The Correct Option is A

Step 1: Understanding the Question:
We are given the standard deviation of a dataset and asked to find the new standard deviation after a constant value (20) is added to every single observation.
Step 2: Key Formula or Approach:
Standard deviation is a measure of dispersion (spread) around the mean. The property of standard deviation states that if a constant $c$ is added to or subtracted from each observation in a dataset, the standard deviation remains completely unchanged.
Mathematically, if $Y_i = X_i + c$, then $\sigma_Y = \sigma_X$.
Step 3: Detailed Explanation:
Let the original observations be $x_1, x_2, \dots, x_{100}$.
The original standard deviation is $\sigma_x = 10$.

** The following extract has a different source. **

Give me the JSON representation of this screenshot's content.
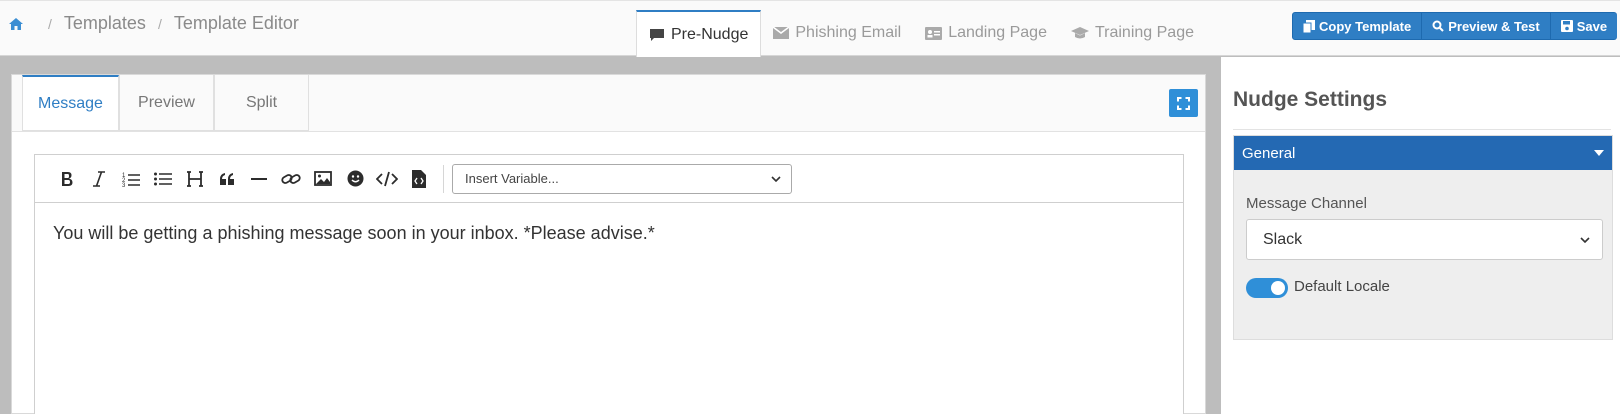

When 20 is added to each observation, the new observations become $y_i = x_i + 20$.
The mean of the new observations will increase by 20 ($\bar{y} = \bar{x} + 20$).
The deviation of each new observation from the new mean is: \[ y_i - \bar{y} = (x_i + 20) - (\bar{x} + 20) = x_i - \bar{x} \] Since the deviations from the mean are identical to the original deviations, the variance and the standard deviation remain unaffected.
Therefore, the new standard deviation is still 10.
Step 4: Final Answer:
The new standard deviation will be 10.